Reviews

Review: Frozen (Theatre Royal Haymarket)

Suranne Jones stars in Bryony Lavery’s play about a paedophile alongside Jason Watkins and Nina Sosanya

Sarah Crompton

Sarah Crompton

| London | London's West End |

21 February 2018

Suranne Jones (Nancy) in Frozen
Suranne Jones (Nancy) in Frozen
© (C) Johan Persson

Bryony Lavery‘s play was written in 1998, long before Disney dreamt of Elsa and sent her up a mountain to sing "Let It Go". Yet oddly, her drama uses the same metaphor about the icy landscape of the heart to examine the case of a serial killer, the mother of one of his victims and the psychiatrist who tries to explain his inexplicable actions.

You can see exactly why Suranne Jones, fresh from her huge success on TV as the frenetic Doctor Foster, would jump at the chance to play the grieving mother Nancy. It’s a part that runs the gamut of emotions from raw sadness, to campaigning zeal, to fury, to final forgiveness and a kind of acceptance in the 20 years after her 10-year-old daughter Rhona is snatched from the street and murdered by the predatory paedophile Ralph (Jason Watkins).

But Lavery’s concerns are greater than the simple examination of grief.
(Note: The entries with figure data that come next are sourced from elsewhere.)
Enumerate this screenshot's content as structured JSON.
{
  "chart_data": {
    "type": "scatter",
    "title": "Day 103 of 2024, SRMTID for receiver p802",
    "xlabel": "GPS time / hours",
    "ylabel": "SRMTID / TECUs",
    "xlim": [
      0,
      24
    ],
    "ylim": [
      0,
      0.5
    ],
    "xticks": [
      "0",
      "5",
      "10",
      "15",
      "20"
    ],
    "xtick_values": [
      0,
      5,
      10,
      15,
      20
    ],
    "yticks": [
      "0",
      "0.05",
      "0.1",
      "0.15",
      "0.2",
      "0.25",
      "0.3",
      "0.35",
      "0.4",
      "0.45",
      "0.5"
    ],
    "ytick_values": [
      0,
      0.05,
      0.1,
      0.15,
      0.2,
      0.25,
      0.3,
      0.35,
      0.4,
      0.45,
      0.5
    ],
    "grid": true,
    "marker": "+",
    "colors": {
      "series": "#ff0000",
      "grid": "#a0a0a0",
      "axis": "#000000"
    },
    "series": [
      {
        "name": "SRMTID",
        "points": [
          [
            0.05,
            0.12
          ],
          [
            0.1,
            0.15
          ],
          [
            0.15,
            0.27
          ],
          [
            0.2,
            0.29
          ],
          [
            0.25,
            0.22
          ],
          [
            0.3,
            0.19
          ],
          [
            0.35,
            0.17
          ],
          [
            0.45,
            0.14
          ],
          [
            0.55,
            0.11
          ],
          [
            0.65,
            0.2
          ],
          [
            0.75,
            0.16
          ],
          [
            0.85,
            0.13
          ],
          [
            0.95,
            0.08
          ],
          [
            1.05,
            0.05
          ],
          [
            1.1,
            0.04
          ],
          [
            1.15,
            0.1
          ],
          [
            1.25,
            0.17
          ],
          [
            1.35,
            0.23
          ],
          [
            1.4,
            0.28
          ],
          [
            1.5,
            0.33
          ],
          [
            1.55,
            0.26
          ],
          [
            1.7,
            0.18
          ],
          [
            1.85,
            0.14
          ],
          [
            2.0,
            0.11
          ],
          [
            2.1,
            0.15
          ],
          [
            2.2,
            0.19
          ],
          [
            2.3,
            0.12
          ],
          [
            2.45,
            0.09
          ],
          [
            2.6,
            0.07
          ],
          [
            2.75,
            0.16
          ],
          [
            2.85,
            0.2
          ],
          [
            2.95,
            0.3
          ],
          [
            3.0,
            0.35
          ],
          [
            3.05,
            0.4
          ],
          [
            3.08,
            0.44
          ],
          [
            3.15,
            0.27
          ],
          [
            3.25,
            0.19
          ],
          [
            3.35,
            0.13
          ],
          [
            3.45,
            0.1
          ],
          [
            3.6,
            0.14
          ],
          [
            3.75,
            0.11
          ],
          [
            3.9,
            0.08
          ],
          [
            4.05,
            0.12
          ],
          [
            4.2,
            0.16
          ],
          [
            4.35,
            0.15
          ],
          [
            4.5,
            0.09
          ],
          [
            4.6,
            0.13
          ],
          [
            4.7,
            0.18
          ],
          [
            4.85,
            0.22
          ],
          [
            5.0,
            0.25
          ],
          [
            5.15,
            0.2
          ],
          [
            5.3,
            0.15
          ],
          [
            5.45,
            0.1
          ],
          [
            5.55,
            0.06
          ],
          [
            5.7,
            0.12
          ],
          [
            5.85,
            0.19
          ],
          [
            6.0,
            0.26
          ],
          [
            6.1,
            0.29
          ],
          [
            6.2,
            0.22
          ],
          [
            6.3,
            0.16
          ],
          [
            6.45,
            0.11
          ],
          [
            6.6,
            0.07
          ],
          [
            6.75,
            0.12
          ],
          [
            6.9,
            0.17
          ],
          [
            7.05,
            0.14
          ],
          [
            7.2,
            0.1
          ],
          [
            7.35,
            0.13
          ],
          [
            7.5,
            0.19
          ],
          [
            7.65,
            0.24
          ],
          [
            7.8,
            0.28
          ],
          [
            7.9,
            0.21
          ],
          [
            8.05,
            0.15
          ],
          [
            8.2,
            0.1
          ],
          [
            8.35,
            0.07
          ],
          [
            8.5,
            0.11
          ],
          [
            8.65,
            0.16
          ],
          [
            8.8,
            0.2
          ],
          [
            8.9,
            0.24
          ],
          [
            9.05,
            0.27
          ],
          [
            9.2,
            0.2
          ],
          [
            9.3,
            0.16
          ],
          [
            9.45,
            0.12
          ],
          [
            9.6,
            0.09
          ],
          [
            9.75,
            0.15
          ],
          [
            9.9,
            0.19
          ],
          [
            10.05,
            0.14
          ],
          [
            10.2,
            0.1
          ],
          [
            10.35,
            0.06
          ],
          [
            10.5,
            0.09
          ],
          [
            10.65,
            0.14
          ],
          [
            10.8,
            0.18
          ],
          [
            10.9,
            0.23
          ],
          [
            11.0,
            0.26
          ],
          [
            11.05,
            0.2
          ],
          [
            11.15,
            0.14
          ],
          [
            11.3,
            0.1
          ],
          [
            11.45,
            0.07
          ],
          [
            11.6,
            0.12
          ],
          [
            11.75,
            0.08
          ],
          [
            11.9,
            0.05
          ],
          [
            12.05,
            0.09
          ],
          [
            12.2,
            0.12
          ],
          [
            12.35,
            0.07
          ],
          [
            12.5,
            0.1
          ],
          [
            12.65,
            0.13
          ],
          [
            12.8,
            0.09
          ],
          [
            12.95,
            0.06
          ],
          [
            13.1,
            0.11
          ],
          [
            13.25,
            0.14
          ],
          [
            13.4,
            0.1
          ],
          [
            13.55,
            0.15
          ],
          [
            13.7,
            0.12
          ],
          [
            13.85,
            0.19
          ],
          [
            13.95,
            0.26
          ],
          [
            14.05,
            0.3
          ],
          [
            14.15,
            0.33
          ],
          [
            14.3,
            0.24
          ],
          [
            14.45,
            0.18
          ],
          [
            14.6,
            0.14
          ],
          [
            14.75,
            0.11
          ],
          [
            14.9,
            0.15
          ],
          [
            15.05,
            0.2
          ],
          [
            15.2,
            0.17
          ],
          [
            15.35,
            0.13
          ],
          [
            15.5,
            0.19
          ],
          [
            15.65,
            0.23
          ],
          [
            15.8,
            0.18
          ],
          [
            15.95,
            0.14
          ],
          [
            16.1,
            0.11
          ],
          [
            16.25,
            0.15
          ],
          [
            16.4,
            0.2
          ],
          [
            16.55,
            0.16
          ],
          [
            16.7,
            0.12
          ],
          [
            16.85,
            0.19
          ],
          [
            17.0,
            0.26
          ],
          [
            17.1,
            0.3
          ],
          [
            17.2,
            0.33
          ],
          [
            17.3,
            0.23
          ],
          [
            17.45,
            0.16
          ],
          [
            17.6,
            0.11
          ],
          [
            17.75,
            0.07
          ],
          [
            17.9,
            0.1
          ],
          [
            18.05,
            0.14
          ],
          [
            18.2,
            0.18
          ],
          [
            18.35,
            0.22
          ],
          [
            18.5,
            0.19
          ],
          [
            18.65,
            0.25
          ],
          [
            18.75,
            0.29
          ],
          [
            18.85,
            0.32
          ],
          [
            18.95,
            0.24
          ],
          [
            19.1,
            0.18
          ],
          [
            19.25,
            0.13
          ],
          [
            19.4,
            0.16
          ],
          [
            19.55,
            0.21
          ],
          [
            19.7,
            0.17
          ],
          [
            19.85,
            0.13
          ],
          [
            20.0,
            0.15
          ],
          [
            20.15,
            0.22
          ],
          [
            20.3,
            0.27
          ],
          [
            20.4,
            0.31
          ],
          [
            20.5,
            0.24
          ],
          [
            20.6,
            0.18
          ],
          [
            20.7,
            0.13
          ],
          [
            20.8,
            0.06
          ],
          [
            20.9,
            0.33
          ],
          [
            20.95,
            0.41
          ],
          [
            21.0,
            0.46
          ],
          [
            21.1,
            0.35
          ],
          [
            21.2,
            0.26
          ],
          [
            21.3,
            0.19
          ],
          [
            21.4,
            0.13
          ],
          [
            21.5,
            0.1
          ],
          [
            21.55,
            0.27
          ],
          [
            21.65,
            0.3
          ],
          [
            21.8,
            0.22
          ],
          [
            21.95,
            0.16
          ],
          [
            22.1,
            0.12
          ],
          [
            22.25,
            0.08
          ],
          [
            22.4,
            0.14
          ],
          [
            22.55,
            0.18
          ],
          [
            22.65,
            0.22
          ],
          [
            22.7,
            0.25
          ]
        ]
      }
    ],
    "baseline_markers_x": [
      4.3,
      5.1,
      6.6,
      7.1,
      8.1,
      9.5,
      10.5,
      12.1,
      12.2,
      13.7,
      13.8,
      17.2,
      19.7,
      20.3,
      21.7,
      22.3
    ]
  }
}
She introduces the unlikely character of the Icelandic-American psychiatrist Agnetha (Nina Sosanya) to (literally) give us a lecture entitled Serial Killing: A Forgivable Act? and to ask the key question: are such horrific crimes acts of evil or acts of illness?

It's an interesting exploration and the nature of the story – proceeding through a series of monologues and duologues – means it is always gripping. But the play takes a long time to get going. It is only really at the close of the first act, when Nancy is challenged by her unseen and neglected living daughter, to try to forgive that it feels as if it has reached the point it was travelling to all along.
As if sensing this, director Jonathan Munby and designer Paul Wills have surrounded the actors with a lot of busy scene changes, with furniture sliding on from the sides and screens coming down from above covered in images of cracking ice and lost children. There’s a lot of ominous music too from Rupert Cross.

It's abstract and arty, but I found it all a bit distracting and it increased my sense of alienation; the play is so schematic in its probing of loss and the frozen psychology of both Nancy and the abused and abusive Ralph that it is sometimes hard to get involved. The best moments are in the second half, when the pair simply confront each other over a table, sitting in silence, one trapped in pain, the other in a refusal to feel remorse. The confrontation changes things: in a chillingly effective scene Munby ratchets up the emotion by introducing a ghost like girl to underline the unravelling.

Jones is at her best in those quiet scenes too – and in the moment where she realises, finally, that against her desperate hoping, her child is dead. She’s a likeable presence on stage, but I felt the performance worked from the outside in rather than the other way around. The same is true of Watkins, normally so reliable, but here, for all his anxious ticks, failing to worm his way into the soul of this tortured and terrible man. Sosanya does what she can with an almost unplayable part. The psychiatrist, trapped in her own spiral of mourning, is the least believable figure on the stage, though what she has to say about the way abuse engenders abuse is haunting.

Frozen runs at the Theatre Royal Haymarket until 5 May.